Mort d'un policier à Chambéry: les écoutes des accusés sont "confondantes"

Ils sont experts en cambriolages violents avec véhicules volés, se connaissent bien et auraient organisé leur cavale après avoir mortellement percuté le brigadier-chef Cédric Pappatico. Il les avait pris "la main dans le sac", en plein casse du Darty de Saint-Alban-Leysse, en avril 2012.


3e jour du procès, avec Marie Michellier et Jean-Christophe SolariSelon le rapport d'enquête, ce ne sont définitivement pas des amateurs qui sont dans le box, mais de véritables spécialistes du cambriolage. "On a bien à faire à une équipe solide dont la spécialité est de commettre, à l'aide de véhicules volés et faussement immatriculés, des vols avec effraction", a expliqué un des enquêteurs devant la cour d'assises de la Savoie.

Dans la nuit tragique du 10 au 11 avril 2012, sur le parking du Darty, ils sont soupçonnés d'avoir mortellement blessé Cédric Pappatico, avec un 4X4 volé, de type Porsche Cayenne. En revanche, les 5 hommes poursuivis pour "vol avec violence ayant entraîné la mort" nient toujours les faits. 

Des cambriolages de la Franche-Comté au Jura suisse

Ce mercredi 1er juin au matin, lors de ce 3e jour d'audience, un des enquêteurs chargés de l'affaire a raconté le périple des accusés avant les faits.
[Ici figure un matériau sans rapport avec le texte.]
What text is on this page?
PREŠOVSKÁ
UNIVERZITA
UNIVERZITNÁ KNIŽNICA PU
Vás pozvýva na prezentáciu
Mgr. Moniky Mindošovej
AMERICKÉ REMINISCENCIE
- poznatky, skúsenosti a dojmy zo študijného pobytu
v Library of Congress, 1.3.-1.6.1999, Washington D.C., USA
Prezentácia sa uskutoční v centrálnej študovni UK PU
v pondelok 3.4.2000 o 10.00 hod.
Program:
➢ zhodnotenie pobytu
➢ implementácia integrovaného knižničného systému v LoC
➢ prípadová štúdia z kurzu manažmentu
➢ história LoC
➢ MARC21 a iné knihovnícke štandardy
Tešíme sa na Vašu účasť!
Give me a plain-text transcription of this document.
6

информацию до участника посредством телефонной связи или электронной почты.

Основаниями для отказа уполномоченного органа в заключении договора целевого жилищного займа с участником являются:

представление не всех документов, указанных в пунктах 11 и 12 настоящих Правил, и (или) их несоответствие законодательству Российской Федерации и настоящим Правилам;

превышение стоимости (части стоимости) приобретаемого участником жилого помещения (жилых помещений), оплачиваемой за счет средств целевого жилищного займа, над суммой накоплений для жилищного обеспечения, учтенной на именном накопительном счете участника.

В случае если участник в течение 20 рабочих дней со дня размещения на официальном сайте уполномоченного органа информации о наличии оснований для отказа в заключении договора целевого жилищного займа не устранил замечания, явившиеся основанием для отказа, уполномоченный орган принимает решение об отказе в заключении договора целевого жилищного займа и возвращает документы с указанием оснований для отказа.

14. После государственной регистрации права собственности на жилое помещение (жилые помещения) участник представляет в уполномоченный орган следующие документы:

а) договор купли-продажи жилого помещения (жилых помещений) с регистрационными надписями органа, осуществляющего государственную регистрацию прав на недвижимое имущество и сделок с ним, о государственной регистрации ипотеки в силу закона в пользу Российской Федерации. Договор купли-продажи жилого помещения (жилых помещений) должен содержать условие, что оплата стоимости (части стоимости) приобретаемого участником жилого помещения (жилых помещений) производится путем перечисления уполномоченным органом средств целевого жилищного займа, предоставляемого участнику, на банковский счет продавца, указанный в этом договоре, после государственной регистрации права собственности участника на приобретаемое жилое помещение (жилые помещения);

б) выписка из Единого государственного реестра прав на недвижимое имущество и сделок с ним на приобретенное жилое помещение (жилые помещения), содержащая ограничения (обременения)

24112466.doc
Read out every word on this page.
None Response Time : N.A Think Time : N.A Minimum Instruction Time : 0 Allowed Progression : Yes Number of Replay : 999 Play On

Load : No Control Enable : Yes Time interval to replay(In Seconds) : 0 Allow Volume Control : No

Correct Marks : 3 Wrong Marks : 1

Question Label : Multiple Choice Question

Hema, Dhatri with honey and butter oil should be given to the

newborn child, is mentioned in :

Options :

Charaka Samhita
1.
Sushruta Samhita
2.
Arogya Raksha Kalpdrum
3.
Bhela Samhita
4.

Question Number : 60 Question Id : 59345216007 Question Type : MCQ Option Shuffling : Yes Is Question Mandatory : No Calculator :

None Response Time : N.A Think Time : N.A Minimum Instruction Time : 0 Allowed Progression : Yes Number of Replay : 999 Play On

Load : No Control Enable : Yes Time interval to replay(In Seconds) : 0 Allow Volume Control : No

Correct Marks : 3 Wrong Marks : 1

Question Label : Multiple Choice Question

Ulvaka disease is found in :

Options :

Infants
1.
Entre les mois de février et de mars 2012, en Franche-Comté et dans le Jura suisse, ils avaient commis des cambriolages dans des entreprises de fabrication de métaux précieux ou d'horlogerie.

Récit Marie Michellier et Jean-Christophe Solari
Extrait du 12/13 de France 3 Alpes


Des écoutes "confondantes"

L'après-midi, des preuves encore plus accablantes ont été avancées par le 2e enquêteur de la police judiciaire de Chambéry. Il a longuement détaillé la surveillance des téléphones des accusés, qui a duré près d'une année. Un véritable travail de fourmi, pendant lequel la police a surveillé une soixantaine de lignes, souvent provisoires créées avec des cartes prépayées.

Pour les enquêteurs, pas de doute, les écoutes sont "confondantes". Premièrement, parce qu'elles démontrent que les 5 hommes se connaissaient. Et surtout, ils évoquaient le drame au téléphone: "Pourquoi t'as reculé? Tu lui as foncé dedans au 'deck' (policier). Il est mort. On va tous en prendre pour 20 ans."

La surveillance prouve que les accusés se sont retrouvés vers 1h30 du matin, la nuit du drame, au domicile de l'un d'eux, Mohamed Hamied dit "Pouli", en banlieue lyonnaise, à Décines (Rhône), pour organiser leur fuite, au Maghreb et en Espagne. Le 5e accusé a d'ailleurs réussi sa cavale et se trouve toujours en Tunisie.

"T'es au courant de rien, t'as rien entendu"

A sa petite amie, en rentrant chez lui, Mohamed Hamied ordonne d'aller dans la chambre et ajoute: "T'es au courant de rien, t'as rien entendu". Le lendemain, elle entend parler de l'affaire à la radio et comprend alors mieux le sujet de la conversation.

Je peux pas voir mon chéri pour le moment, il a fait une très grosse connerie"


Après sa dernière réunion nocturne, l'équipe va disparaître, se cacher et détruire les puces des téléphones. Mais les petites amies des accusés sont écoutées par la police judiciaire et ont souvent évoqué l'affaire entre elles. Ces conversations prouvent la fuite organisée.

L'une d'elles à une autre: "Je peux pas voir mon chéri pour le moment, il a fait une très grosse connerie et il est parti loin." Une autre explique: "Mon chéri veut partir au bled avec moi pendant un an". Lors d'un appel de son conjoint: "Je vais repasser prendre de la tune pour partir très loin".

Les interrogatoires prévus ce mercredi ont finalement été reportés à jeudi. Les expertises balistiques et du véhicule sont aussi attendues. Le procès se poursuit jusqu'au 10 juin.